被社会边缘化的方式不止一种。虽然人工智能在医疗诊断和治疗方面有很多潜力,但它并没有很好地服务于那些有明显差异的人。“这是我痛苦生活的根源,”皮尔逊说。“只需查看我的护照,你在网上做,它会说,‘这是一张糟糕的照片’,而你会说,不,这是一张很棒的照片,但你的软件不欣赏它。我在机场的自动售货亭遇到问题;我必须用密码解锁iPhone,因为它无法识别我的脸。”
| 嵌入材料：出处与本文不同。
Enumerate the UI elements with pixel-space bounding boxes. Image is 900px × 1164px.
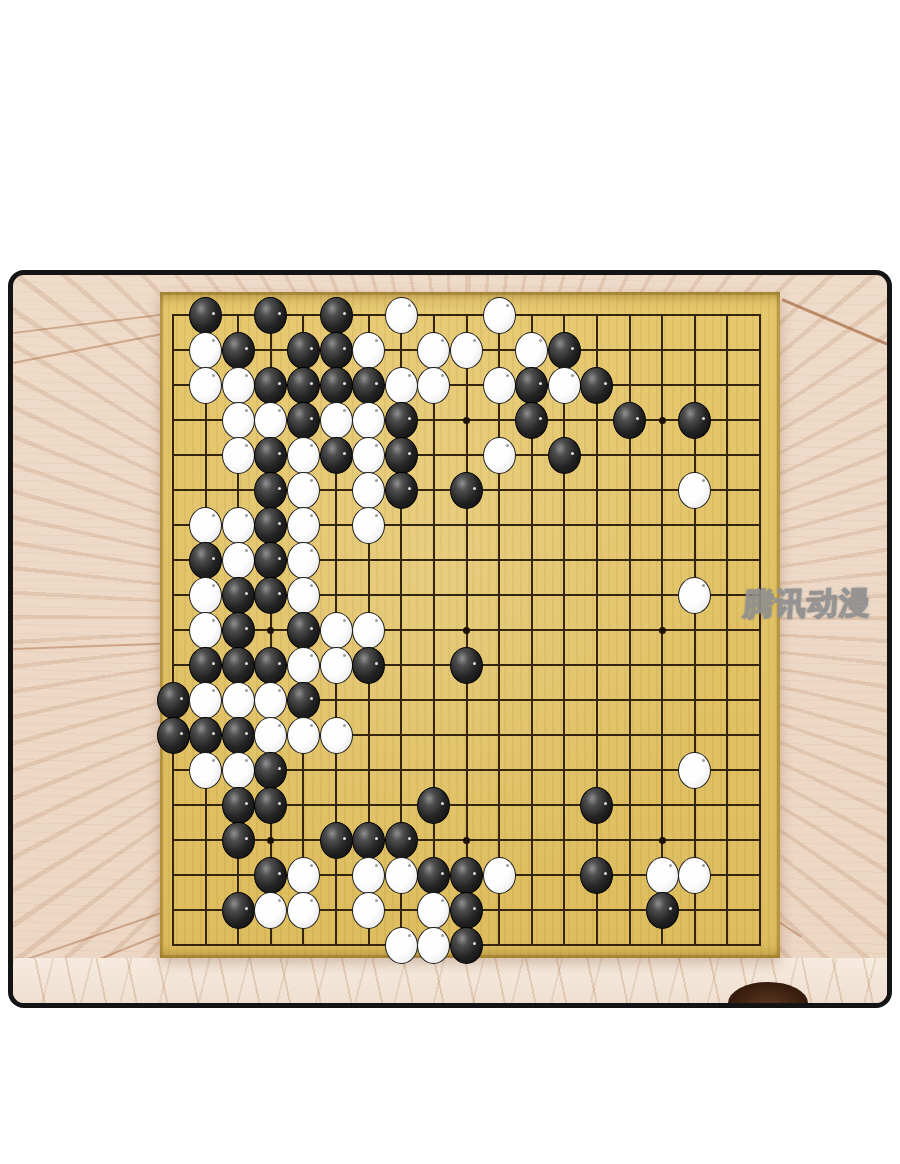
stone-black [222,647,255,684]
stone-black [222,892,255,929]
stone-white [287,542,320,579]
stone-black [254,577,287,614]
stone-white [678,857,711,894]
stone-white [222,507,255,544]
stone-white [352,332,385,369]
stone-black [450,857,483,894]
stone-black [189,717,222,754]
stone-black [450,647,483,684]
stone-white [483,297,516,334]
stone-white [189,752,222,789]
stone-black [320,367,353,404]
star-point [659,627,666,634]
stone-black [222,612,255,649]
stone-white [450,332,483,369]
stone-white [483,857,516,894]
stone-black [287,367,320,404]
stone-black [450,927,483,964]
stone-white [189,577,222,614]
stone-white [189,367,222,404]
stone-white [222,402,255,439]
stone-white [287,647,320,684]
wood-grain-accent [781,298,888,346]
stone-white [678,472,711,509]
stone-white [222,752,255,789]
stone-black [515,367,548,404]
stone-white [352,472,385,509]
watermark-text: 腾讯动漫 [741,582,872,626]
stone-white [287,577,320,614]
grid-line [596,314,598,946]
stone-white [254,682,287,719]
wood-grain-accent [13,330,180,364]
stone-white [417,332,450,369]
stone-white [483,437,516,474]
stone-black [613,402,646,439]
star-point [659,837,666,844]
page: 腾讯动漫 [0,0,900,1164]
stone-black [254,367,287,404]
stone-black [580,367,613,404]
stone-black [254,542,287,579]
stone-white [254,402,287,439]
stone-black [254,297,287,334]
stone-black [254,507,287,544]
stone-white [385,297,418,334]
stone-white [320,717,353,754]
stone-white [222,437,255,474]
stone-black [254,437,287,474]
stone-black [254,647,287,684]
stone-white [646,857,679,894]
stone-black [352,367,385,404]
stone-black [320,437,353,474]
stone-white [254,892,287,929]
stone-black [678,402,711,439]
stone-black [385,822,418,859]
stone-white [385,367,418,404]
stone-white [287,507,320,544]
grid-line [498,314,500,946]
stone-black [450,892,483,929]
stone-black [189,297,222,334]
stone-black [417,787,450,824]
stone-black [287,612,320,649]
stone-white [287,472,320,509]
stone-black [287,402,320,439]
stone-white [189,682,222,719]
go-board [160,292,780,958]
stone-white [678,752,711,789]
grid-line [726,314,728,946]
stone-black [254,472,287,509]
stone-white [678,577,711,614]
stone-black [320,332,353,369]
stone-black [548,332,581,369]
stone-white [222,542,255,579]
star-point [463,627,470,634]
stone-black [287,682,320,719]
stone-black [157,717,190,754]
stone-black [254,752,287,789]
stone-white [515,332,548,369]
star-point [267,837,274,844]
stone-white [287,892,320,929]
stone-white [287,857,320,894]
stone-black [287,332,320,369]
stone-white [417,892,450,929]
star-point [659,417,666,424]
stone-black [385,472,418,509]
stone-white [287,717,320,754]
stone-white [352,437,385,474]
stone-white [483,367,516,404]
star-point [463,417,470,424]
stone-black [222,787,255,824]
wood-grain-accent [13,643,161,650]
stone-black [385,402,418,439]
stone-white [385,927,418,964]
stone-white [287,437,320,474]
stone-white [352,892,385,929]
stone-black [320,822,353,859]
stone-white [320,612,353,649]
stone-white [189,507,222,544]
stone-black [385,437,418,474]
stone-white [352,612,385,649]
stone-white [352,507,385,544]
stone-black [254,787,287,824]
stone-black [222,332,255,369]
stone-black [222,717,255,754]
stone-white [352,857,385,894]
stone-black [320,297,353,334]
stone-white [417,367,450,404]
stone-black [646,892,679,929]
stone-white [254,717,287,754]
stone-black [222,577,255,614]
stone-white [320,402,353,439]
stone-black [254,857,287,894]
stone-black [157,682,190,719]
stone-white [352,402,385,439]
stone-white [189,332,222,369]
stone-black [580,787,613,824]
grid-line [563,314,565,946]
stone-white [548,367,581,404]
stone-black [417,857,450,894]
star-point [463,837,470,844]
stone-white [189,612,222,649]
stone-black [352,822,385,859]
star-point [267,627,274,634]
grid-line [759,314,761,946]
stone-black [189,542,222,579]
stone-black [548,437,581,474]
stone-white [417,927,450,964]
stone-black [450,472,483,509]
stone-white [222,682,255,719]
board-grid [173,315,760,945]
stone-white [222,367,255,404]
stone-black [222,822,255,859]
stone-black [580,857,613,894]
stone-white [385,857,418,894]
stone-black [515,402,548,439]
manga-panel: 腾讯动漫 [8,270,892,1008]
stone-black [352,647,385,684]
stone-white [320,647,353,684]
stone-black [189,647,222,684]
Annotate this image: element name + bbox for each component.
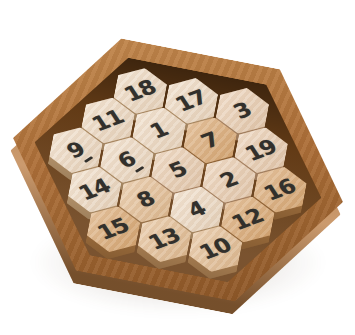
tile-number: 1 [147, 119, 172, 142]
tile-number: 10 [196, 235, 235, 263]
tile-number: 6 [114, 149, 139, 172]
tile-number: 5 [165, 159, 190, 182]
digit-underline-mark [84, 156, 93, 163]
tile-13[interactable]: 13 [136, 212, 194, 267]
tile-number: 8 [133, 188, 158, 211]
tile-number: 3 [230, 99, 255, 122]
tile-15[interactable]: 15 [85, 202, 143, 257]
tile-number: 4 [184, 198, 209, 221]
digit-underline-mark [135, 166, 144, 173]
tile-number: 2 [216, 168, 241, 191]
puzzle-photo: 18173111719965216148412151310 [0, 0, 355, 335]
tile-number: 13 [145, 225, 184, 253]
tile-number: 15 [94, 215, 133, 243]
tile-number: 14 [75, 176, 114, 204]
tile-number: 7 [198, 129, 223, 152]
tile-number: 9 [63, 139, 88, 162]
tile-10[interactable]: 10 [187, 221, 245, 276]
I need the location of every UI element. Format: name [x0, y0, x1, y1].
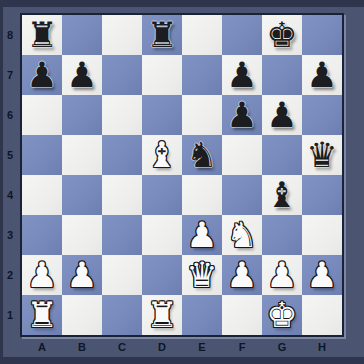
- square-h6[interactable]: [302, 95, 342, 135]
- square-d3[interactable]: [142, 215, 182, 255]
- rank-label-7: 7: [0, 55, 20, 95]
- square-d6[interactable]: [142, 95, 182, 135]
- file-label-b: B: [62, 339, 102, 355]
- square-d8[interactable]: ♜: [142, 15, 182, 55]
- file-label-h: H: [302, 339, 342, 355]
- square-f4[interactable]: [222, 175, 262, 215]
- square-g7[interactable]: [262, 55, 302, 95]
- square-f8[interactable]: [222, 15, 262, 55]
- piece-black-pawn[interactable]: ♟: [62, 55, 102, 95]
- square-f6[interactable]: ♟: [222, 95, 262, 135]
- piece-black-pawn[interactable]: ♟: [302, 55, 342, 95]
- rank-label-3: 3: [0, 215, 20, 255]
- square-e8[interactable]: [182, 15, 222, 55]
- piece-black-rook[interactable]: ♜: [22, 15, 62, 55]
- square-g8[interactable]: ♚: [262, 15, 302, 55]
- file-label-e: E: [182, 339, 222, 355]
- square-g6[interactable]: ♟: [262, 95, 302, 135]
- square-e4[interactable]: [182, 175, 222, 215]
- rank-label-4: 4: [0, 175, 20, 215]
- square-e1[interactable]: [182, 295, 222, 335]
- frame-edge-top: [0, 0, 364, 7]
- square-b6[interactable]: [62, 95, 102, 135]
- square-d2[interactable]: [142, 255, 182, 295]
- piece-black-knight[interactable]: ♞: [182, 135, 222, 175]
- square-c8[interactable]: [102, 15, 142, 55]
- chess-board: ♜♜♚♟♟♟♟♟♟♝♞♛♝♟♞♟♟♛♟♟♟♜♜♚: [22, 15, 342, 335]
- square-a6[interactable]: [22, 95, 62, 135]
- piece-black-pawn[interactable]: ♟: [222, 95, 262, 135]
- square-a8[interactable]: ♜: [22, 15, 62, 55]
- piece-black-bishop[interactable]: ♝: [262, 175, 302, 215]
- square-h7[interactable]: ♟: [302, 55, 342, 95]
- square-h5[interactable]: ♛: [302, 135, 342, 175]
- square-e3[interactable]: ♟: [182, 215, 222, 255]
- square-c4[interactable]: [102, 175, 142, 215]
- square-h8[interactable]: [302, 15, 342, 55]
- square-d4[interactable]: [142, 175, 182, 215]
- square-d1[interactable]: ♜: [142, 295, 182, 335]
- piece-white-pawn[interactable]: ♟: [262, 255, 302, 295]
- square-a1[interactable]: ♜: [22, 295, 62, 335]
- piece-black-pawn[interactable]: ♟: [262, 95, 302, 135]
- square-d7[interactable]: [142, 55, 182, 95]
- square-g1[interactable]: ♚: [262, 295, 302, 335]
- piece-black-king[interactable]: ♚: [262, 15, 302, 55]
- chess-board-window: 87654321 ♜♜♚♟♟♟♟♟♟♝♞♛♝♟♞♟♟♛♟♟♟♜♜♚ ABCDEF…: [0, 0, 364, 364]
- square-e5[interactable]: ♞: [182, 135, 222, 175]
- square-g2[interactable]: ♟: [262, 255, 302, 295]
- square-b2[interactable]: ♟: [62, 255, 102, 295]
- rank-label-1: 1: [0, 295, 20, 335]
- square-b8[interactable]: [62, 15, 102, 55]
- file-label-c: C: [102, 339, 142, 355]
- piece-black-pawn[interactable]: ♟: [222, 55, 262, 95]
- square-c3[interactable]: [102, 215, 142, 255]
- square-e2[interactable]: ♛: [182, 255, 222, 295]
- square-a5[interactable]: [22, 135, 62, 175]
- piece-white-pawn[interactable]: ♟: [62, 255, 102, 295]
- piece-white-rook[interactable]: ♜: [142, 295, 182, 335]
- rank-label-5: 5: [0, 135, 20, 175]
- square-h3[interactable]: [302, 215, 342, 255]
- square-b4[interactable]: [62, 175, 102, 215]
- piece-white-bishop[interactable]: ♝: [142, 135, 182, 175]
- square-b7[interactable]: ♟: [62, 55, 102, 95]
- square-h2[interactable]: ♟: [302, 255, 342, 295]
- square-f7[interactable]: ♟: [222, 55, 262, 95]
- square-b1[interactable]: [62, 295, 102, 335]
- rank-label-8: 8: [0, 15, 20, 55]
- board-frame: ♜♜♚♟♟♟♟♟♟♝♞♛♝♟♞♟♟♛♟♟♟♜♜♚: [20, 13, 344, 337]
- square-c6[interactable]: [102, 95, 142, 135]
- piece-white-pawn[interactable]: ♟: [182, 215, 222, 255]
- piece-black-queen[interactable]: ♛: [302, 135, 342, 175]
- file-label-a: A: [22, 339, 62, 355]
- square-b3[interactable]: [62, 215, 102, 255]
- square-a3[interactable]: [22, 215, 62, 255]
- square-h1[interactable]: [302, 295, 342, 335]
- piece-white-queen[interactable]: ♛: [182, 255, 222, 295]
- square-b5[interactable]: [62, 135, 102, 175]
- file-labels: ABCDEFGH: [22, 339, 342, 355]
- square-d5[interactable]: ♝: [142, 135, 182, 175]
- square-a2[interactable]: ♟: [22, 255, 62, 295]
- square-f5[interactable]: [222, 135, 262, 175]
- square-c5[interactable]: [102, 135, 142, 175]
- file-label-d: D: [142, 339, 182, 355]
- square-f3[interactable]: ♞: [222, 215, 262, 255]
- square-e7[interactable]: [182, 55, 222, 95]
- piece-black-rook[interactable]: ♜: [142, 15, 182, 55]
- piece-white-pawn[interactable]: ♟: [222, 255, 262, 295]
- square-g3[interactable]: [262, 215, 302, 255]
- square-g5[interactable]: [262, 135, 302, 175]
- rank-labels: 87654321: [0, 15, 20, 335]
- square-f1[interactable]: [222, 295, 262, 335]
- frame-edge-bottom: [0, 357, 364, 364]
- piece-white-king[interactable]: ♚: [262, 295, 302, 335]
- file-label-g: G: [262, 339, 302, 355]
- square-c1[interactable]: [102, 295, 142, 335]
- square-c2[interactable]: [102, 255, 142, 295]
- square-c7[interactable]: [102, 55, 142, 95]
- piece-black-pawn[interactable]: ♟: [22, 55, 62, 95]
- square-g4[interactable]: ♝: [262, 175, 302, 215]
- piece-white-pawn[interactable]: ♟: [22, 255, 62, 295]
- square-f2[interactable]: ♟: [222, 255, 262, 295]
- square-a4[interactable]: [22, 175, 62, 215]
- square-a7[interactable]: ♟: [22, 55, 62, 95]
- square-e6[interactable]: [182, 95, 222, 135]
- piece-white-knight[interactable]: ♞: [222, 215, 262, 255]
- rank-label-2: 2: [0, 255, 20, 295]
- piece-white-pawn[interactable]: ♟: [302, 255, 342, 295]
- square-h4[interactable]: [302, 175, 342, 215]
- rank-label-6: 6: [0, 95, 20, 135]
- piece-white-rook[interactable]: ♜: [22, 295, 62, 335]
- file-label-f: F: [222, 339, 262, 355]
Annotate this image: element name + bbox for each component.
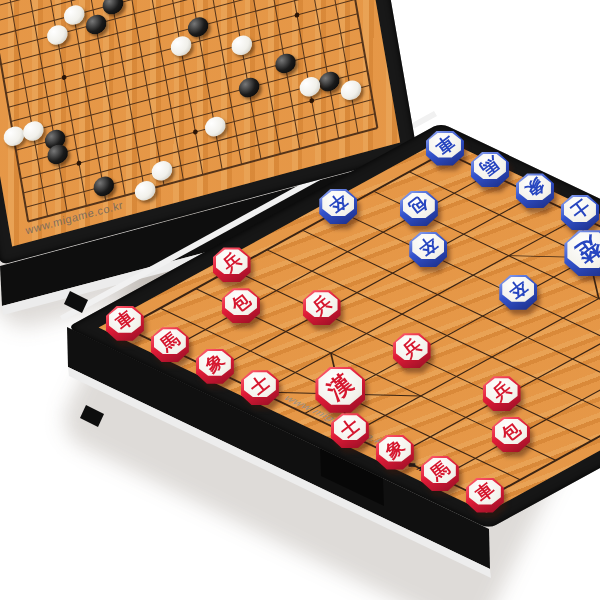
janggi-piece-character: 包 [498, 419, 523, 444]
janggi-piece-character: 包 [406, 193, 431, 218]
janggi-piece-red-soldier[interactable]: 兵 [303, 290, 341, 325]
janggi-piece-character: 漢 [324, 370, 358, 404]
janggi-piece-red-guard[interactable]: 士 [331, 413, 369, 448]
janggi-piece-blue-soldier[interactable]: 卒 [499, 275, 537, 310]
janggi-piece-red-elephant[interactable]: 象 [376, 435, 414, 470]
go-star-point [61, 74, 66, 80]
janggi-piece-character: 卒 [416, 234, 441, 259]
janggi-piece-red-general[interactable]: 漢 [315, 367, 365, 413]
janggi-piece-character: 馬 [157, 329, 182, 354]
janggi-piece-character: 象 [382, 436, 407, 461]
janggi-piece-blue-soldier[interactable]: 卒 [409, 232, 447, 267]
go-star-point [309, 98, 314, 104]
janggi-piece-character: 卒 [326, 191, 351, 216]
janggi-piece-character: 車 [432, 132, 457, 157]
janggi-piece-blue-soldier[interactable]: 卒 [319, 189, 357, 224]
go-star-point [76, 160, 81, 166]
janggi-piece-red-horse[interactable]: 馬 [421, 456, 459, 491]
janggi-piece-blue-horse[interactable]: 馬 [471, 152, 509, 187]
janggi-piece-blue-general[interactable]: 楚 [564, 230, 600, 276]
janggi-piece-character: 楚 [573, 234, 600, 268]
janggi-piece-red-chariot[interactable]: 車 [466, 478, 504, 513]
janggi-piece-character: 卒 [506, 277, 531, 302]
janggi-piece-character: 兵 [309, 292, 334, 317]
janggi-piece-red-soldier[interactable]: 兵 [213, 247, 251, 282]
janggi-box-latch-tab-2[interactable] [80, 405, 104, 427]
janggi-piece-character: 象 [522, 175, 547, 200]
janggi-piece-character: 兵 [219, 249, 244, 274]
janggi-piece-red-chariot[interactable]: 車 [106, 306, 144, 341]
janggi-piece-character: 士 [567, 197, 592, 222]
janggi-piece-character: 兵 [399, 335, 424, 360]
janggi-piece-red-cannon[interactable]: 包 [222, 288, 260, 323]
janggi-piece-red-soldier[interactable]: 兵 [393, 333, 431, 368]
janggi-piece-character: 兵 [489, 378, 514, 403]
janggi-piece-red-elephant[interactable]: 象 [196, 349, 234, 384]
janggi-piece-red-guard[interactable]: 士 [241, 370, 279, 405]
janggi-piece-blue-chariot[interactable]: 車 [426, 131, 464, 166]
janggi-piece-red-soldier[interactable]: 兵 [483, 376, 521, 411]
janggi-piece-character: 士 [247, 372, 272, 397]
janggi-piece-blue-elephant[interactable]: 象 [516, 173, 554, 208]
janggi-piece-blue-guard[interactable]: 士 [561, 195, 599, 230]
janggi-piece-red-horse[interactable]: 馬 [151, 327, 189, 362]
janggi-piece-character: 象 [202, 351, 227, 376]
janggi-piece-character: 車 [472, 479, 497, 504]
janggi-piece-character: 士 [337, 415, 362, 440]
janggi-piece-red-cannon[interactable]: 包 [492, 417, 530, 452]
janggi-piece-character: 車 [112, 308, 137, 333]
go-star-point [193, 129, 198, 135]
go-star-point [294, 12, 299, 18]
janggi-piece-character: 馬 [427, 458, 452, 483]
janggi-piece-character: 馬 [477, 154, 502, 179]
janggi-piece-character: 包 [228, 290, 253, 315]
janggi-piece-blue-cannon[interactable]: 包 [400, 191, 438, 226]
product-photo-stage: MYUNG www.migame.co.kr www.migame.co.kr … [0, 0, 600, 600]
皮尔逊本不应该如此坚韧,但他确实如此。同样,他的角色奥斯瓦尔德似乎不顾自己的病情,颠覆了观众的假设。奥斯瓦尔德没有意识到他可能会感到社交上的不足,他来到这个世界,希望被接受和喜欢。外表心理学家表示,这是唯一的方式——因为如果你情绪低落或尴尬,如果你像爱德华那样表现出胆怯的姿态,你就会招来别人的尴尬。的确,令人困惑的期望会让人们的行为有所不同;很多时候,当人们避开那些明显不同的人的目光时,是因为他们不确定该如何行动。
这种方法的不适之处在于,它将所有的责任都推给了那些明显不同的人。它需要像奥斯瓦尔德这样的人——延伸到皮尔逊——成为“表面上不同的社区”的典范。这是一个皮尔逊优雅地承担的角色,尽管他并不总是选择这个角色。“当你被贴上‘榜样’的标签时,有时人们会认为你是在代表所有人说话。我只能代表我自己说话。我关心的是倡导。而其他人可能会说,‘向你解释不是我的工作’。但这是谁的责任呢?谁比我更适合做这件事呢?所以,如果我不停地谈论它,直到我感到厌倦,这意味着像我这样的人会更轻松,这让世界变得更美好,那就开始吧。这不是我的全部,”皮尔逊笑着说。“应该是这样,但事实并非如此。”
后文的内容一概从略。